Instructor: Daniel Carter
Week of April 22

Description
This module presents an introduction to data infrastructures. Sometimes, the hardest part of doing research or teaching isn’t the specific skills involved—it’s putting together an infrastructure so you can actually use (or teach) those skills. Anyone who’s tried to setup a robust environment to work with Python knows what a pain figuring out dependencies, software versions and virtual environments can be.

Objectives

  • Understand the goals of creating a data infrastructure for research and teaching
  • Setup and use RStudio Cloud, an interactive development environment (IDE) for R programming.
  • Optional: Comprehend the elements of R programming

The videos in this module reference projects hosted on RStudio Cloud. You should each have received an invitation by email to join the module workspace; if you have problems, please email Daniel (dcarter [at] txstate.edu). The overview project provides a written summary of most of the content covered in the videos and is also available as a PDF that models the principles covered here.

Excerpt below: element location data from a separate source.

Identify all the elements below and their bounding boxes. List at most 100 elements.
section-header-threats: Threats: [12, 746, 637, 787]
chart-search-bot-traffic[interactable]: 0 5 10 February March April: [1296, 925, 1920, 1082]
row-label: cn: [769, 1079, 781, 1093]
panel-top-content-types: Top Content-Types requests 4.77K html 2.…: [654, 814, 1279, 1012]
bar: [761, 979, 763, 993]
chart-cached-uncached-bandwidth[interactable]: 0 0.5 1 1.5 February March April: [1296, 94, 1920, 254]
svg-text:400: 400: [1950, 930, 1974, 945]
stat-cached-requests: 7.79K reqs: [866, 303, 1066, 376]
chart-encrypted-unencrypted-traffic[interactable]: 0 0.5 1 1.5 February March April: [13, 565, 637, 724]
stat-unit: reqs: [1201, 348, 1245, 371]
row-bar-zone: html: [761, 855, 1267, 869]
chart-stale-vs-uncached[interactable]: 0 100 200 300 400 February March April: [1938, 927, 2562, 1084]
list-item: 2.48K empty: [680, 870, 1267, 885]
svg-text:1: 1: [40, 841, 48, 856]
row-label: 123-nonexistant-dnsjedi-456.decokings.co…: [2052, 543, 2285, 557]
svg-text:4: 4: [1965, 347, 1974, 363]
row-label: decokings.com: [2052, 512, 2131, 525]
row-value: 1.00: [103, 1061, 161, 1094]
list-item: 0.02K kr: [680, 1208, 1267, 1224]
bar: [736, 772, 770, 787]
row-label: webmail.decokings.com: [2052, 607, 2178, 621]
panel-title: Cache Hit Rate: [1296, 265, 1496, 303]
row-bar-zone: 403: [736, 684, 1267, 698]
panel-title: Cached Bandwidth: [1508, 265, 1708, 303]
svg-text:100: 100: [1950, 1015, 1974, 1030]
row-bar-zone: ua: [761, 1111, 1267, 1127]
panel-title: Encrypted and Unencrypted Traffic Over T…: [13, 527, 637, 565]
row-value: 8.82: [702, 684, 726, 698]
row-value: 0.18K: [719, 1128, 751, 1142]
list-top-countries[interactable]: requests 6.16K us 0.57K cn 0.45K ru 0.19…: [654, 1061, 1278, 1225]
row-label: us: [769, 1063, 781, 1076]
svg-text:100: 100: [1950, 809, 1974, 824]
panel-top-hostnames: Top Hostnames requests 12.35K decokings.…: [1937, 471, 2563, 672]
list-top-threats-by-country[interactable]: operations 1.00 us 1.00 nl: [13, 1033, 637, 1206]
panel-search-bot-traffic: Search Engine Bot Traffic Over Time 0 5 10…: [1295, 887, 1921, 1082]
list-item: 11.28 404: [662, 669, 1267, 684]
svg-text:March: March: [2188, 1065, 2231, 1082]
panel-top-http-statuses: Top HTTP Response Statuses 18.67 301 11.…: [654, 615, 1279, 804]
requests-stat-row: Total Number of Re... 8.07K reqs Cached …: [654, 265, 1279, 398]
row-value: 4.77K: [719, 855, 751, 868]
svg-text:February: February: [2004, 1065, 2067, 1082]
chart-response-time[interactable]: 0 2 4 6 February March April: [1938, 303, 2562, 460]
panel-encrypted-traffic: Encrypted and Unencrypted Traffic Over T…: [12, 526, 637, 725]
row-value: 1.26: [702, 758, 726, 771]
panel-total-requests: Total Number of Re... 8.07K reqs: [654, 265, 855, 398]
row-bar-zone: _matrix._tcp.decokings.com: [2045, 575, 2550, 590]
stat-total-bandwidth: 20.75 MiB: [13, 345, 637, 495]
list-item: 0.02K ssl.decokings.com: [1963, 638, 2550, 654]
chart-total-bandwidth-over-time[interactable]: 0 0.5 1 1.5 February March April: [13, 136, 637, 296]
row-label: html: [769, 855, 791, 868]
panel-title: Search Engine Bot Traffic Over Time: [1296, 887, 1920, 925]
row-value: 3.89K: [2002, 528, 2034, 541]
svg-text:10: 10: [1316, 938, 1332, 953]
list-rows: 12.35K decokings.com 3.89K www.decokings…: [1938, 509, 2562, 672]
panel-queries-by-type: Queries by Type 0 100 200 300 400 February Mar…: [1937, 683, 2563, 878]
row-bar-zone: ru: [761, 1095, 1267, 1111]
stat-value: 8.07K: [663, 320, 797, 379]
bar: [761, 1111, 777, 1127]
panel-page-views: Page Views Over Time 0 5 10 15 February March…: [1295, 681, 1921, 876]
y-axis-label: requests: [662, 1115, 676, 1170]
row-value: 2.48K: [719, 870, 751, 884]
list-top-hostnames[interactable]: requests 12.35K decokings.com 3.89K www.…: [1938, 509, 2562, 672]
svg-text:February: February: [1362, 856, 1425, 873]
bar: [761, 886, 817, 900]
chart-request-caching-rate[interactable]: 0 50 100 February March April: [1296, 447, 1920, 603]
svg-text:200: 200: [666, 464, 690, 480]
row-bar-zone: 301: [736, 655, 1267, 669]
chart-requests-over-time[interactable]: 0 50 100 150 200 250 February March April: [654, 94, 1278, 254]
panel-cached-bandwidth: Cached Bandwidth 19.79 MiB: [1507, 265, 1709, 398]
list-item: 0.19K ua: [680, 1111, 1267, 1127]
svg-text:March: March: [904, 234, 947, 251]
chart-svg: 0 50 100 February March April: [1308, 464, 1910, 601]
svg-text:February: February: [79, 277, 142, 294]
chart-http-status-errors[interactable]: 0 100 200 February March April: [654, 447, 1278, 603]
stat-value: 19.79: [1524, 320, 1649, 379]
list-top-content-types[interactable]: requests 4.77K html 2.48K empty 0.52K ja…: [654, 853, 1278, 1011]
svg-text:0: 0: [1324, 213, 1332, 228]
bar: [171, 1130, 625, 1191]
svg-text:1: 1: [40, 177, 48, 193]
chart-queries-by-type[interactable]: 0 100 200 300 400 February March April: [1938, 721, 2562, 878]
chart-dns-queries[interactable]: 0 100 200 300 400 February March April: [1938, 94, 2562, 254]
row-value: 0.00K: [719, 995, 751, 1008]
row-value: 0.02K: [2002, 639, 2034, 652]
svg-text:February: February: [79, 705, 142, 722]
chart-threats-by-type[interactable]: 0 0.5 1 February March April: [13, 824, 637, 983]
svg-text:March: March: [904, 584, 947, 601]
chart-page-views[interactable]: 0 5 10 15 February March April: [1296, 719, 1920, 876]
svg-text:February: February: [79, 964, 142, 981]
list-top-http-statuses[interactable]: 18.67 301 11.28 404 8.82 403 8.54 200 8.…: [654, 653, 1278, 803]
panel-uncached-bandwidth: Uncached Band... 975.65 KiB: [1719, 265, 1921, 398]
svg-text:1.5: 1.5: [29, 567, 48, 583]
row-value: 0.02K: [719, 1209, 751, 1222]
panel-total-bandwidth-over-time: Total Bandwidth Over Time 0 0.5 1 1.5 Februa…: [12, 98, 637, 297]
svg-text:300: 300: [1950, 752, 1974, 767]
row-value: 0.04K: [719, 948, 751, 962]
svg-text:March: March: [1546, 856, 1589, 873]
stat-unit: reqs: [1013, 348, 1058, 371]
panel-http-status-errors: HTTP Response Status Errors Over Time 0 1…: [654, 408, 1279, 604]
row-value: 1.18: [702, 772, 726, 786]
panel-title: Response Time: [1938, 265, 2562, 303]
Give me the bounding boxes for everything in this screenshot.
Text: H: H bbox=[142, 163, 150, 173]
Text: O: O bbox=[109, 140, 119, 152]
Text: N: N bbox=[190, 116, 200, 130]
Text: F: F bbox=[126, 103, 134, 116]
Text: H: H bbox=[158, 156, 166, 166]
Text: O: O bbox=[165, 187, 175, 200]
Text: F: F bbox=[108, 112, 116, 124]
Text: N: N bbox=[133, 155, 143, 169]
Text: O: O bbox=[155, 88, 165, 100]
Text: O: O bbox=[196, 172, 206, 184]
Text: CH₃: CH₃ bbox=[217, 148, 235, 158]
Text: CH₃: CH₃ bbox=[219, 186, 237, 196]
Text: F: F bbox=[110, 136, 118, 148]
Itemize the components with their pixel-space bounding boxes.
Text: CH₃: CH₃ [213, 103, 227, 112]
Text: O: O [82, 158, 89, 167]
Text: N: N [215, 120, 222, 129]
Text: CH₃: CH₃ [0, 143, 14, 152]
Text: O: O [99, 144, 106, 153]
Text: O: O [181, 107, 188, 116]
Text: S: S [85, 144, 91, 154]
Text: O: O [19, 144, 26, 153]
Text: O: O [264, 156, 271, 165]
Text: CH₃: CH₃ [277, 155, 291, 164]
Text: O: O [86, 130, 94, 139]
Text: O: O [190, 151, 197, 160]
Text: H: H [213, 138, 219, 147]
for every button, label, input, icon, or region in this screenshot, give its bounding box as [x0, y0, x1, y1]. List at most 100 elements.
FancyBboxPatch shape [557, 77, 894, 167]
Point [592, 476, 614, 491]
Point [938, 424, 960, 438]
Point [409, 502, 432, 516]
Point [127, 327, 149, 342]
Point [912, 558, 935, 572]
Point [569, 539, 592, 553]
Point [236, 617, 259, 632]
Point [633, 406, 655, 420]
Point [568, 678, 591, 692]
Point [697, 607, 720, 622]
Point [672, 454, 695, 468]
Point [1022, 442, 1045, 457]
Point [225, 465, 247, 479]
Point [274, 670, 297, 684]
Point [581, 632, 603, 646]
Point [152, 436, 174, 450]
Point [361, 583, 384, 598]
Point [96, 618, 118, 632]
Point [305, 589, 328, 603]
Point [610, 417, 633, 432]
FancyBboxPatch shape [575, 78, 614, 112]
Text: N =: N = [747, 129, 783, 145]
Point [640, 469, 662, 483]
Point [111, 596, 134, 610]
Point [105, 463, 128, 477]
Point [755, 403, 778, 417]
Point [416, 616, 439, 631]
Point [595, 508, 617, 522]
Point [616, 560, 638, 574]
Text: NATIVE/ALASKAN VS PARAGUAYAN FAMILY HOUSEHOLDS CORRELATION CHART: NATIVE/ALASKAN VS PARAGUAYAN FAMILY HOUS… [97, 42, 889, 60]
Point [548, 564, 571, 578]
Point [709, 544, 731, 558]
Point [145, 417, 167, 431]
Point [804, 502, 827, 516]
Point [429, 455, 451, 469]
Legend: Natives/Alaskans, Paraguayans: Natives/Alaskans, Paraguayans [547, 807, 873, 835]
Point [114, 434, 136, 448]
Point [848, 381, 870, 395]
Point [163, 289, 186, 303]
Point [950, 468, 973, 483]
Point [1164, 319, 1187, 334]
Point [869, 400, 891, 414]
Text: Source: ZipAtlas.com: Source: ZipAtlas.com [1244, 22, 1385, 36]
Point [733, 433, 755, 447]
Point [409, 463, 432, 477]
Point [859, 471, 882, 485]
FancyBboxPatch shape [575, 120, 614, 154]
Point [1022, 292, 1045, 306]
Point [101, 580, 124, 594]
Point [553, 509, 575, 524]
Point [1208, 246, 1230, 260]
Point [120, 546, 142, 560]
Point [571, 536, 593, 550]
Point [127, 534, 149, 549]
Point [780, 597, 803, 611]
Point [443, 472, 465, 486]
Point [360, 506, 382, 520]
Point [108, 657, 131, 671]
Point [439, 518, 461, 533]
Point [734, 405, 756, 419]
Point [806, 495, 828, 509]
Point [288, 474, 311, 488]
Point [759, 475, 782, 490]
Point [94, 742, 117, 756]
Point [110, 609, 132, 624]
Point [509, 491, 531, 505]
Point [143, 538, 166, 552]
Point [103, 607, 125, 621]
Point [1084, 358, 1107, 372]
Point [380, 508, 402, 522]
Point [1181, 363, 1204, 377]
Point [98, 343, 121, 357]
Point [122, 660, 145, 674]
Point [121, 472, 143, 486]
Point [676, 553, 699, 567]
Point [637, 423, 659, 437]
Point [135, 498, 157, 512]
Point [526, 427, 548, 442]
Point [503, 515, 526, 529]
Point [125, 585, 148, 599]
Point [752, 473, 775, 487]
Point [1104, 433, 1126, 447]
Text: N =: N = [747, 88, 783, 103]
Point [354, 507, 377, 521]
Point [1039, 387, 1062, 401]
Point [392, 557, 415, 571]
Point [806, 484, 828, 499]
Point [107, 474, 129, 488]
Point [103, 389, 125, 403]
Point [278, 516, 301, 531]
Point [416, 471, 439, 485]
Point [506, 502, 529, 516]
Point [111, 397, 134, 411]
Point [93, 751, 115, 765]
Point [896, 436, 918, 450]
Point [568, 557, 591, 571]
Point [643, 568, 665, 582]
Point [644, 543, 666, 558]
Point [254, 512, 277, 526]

In the first video, we cover the goals of a data infrastructure, focusing on the concepts of literate programming and reproducible research. The second video covers the R programming ecosystem and introduces you to RStudio Cloud, which we’ll use in the third video to look at examples related to research and teaching. An optional fourth video gives a very brief introduction to programming in R.






Discussion and Assignment
After viewing the first three (short) videos, please write a Slack post on #datainfrastructures reflecting on your personal needs (research, teaching or both) related to data infrastructures. You might discuss your current infrastructure, past successes or failures and/or plans for the future.


Further Reading

  • Adam Rule, Aurélien Tabard, and James D. Hollan. 2018. Exploration and Explanation in Computational Notebooks. In Proceedings of the 2018 CHI Conference on Human Factors in Computing Systems (CHI ’18). ACM, New York, NY, USA, Paper 32, 12 pages. DOI: https://doi.org/10.1145/ 3173574.3173606
  • Çetinkaya-Rundel, Mine, and Colin Rundel. “Infrastructure and tools for teaching computing throughout the statistical curriculum.” The American Statistician 72.1 (2018): 58-65.
  • Grolemund, G., & Wickham, H. R for Data Science. Retrieved from http://r4ds.had.co.nz/
  • Hicks, S. C., & Irizarry, R. A. (2018). A guide to teaching data science. The American Statistician, 72(4), 382-391.
  • Horton, N. J., Baumer, B. S., & Wickham, H. (2014). Teaching precursors to data science in introductory and second courses in statistics. arXiv preprint arXiv:1401.3269.
  • Knuth, D. E. (1984). Literate programming. The Computer Journal, 27(2), 97-111.
  • Shum, S., & Cook, C. (1994, March). Using literate programming to teach good programming practices. In ACM Sigcse Bulletin (Vol. 26, No. 1, pp. 66-70). ACM.
  • Stander, J., & Dalla Valle, L. (2017). On Enthusing Students About Big Data and Social Media Visualization and Analysis Using R, RStudio, and RMarkdown. Journal of Statistics Education, 25(2), 60-67.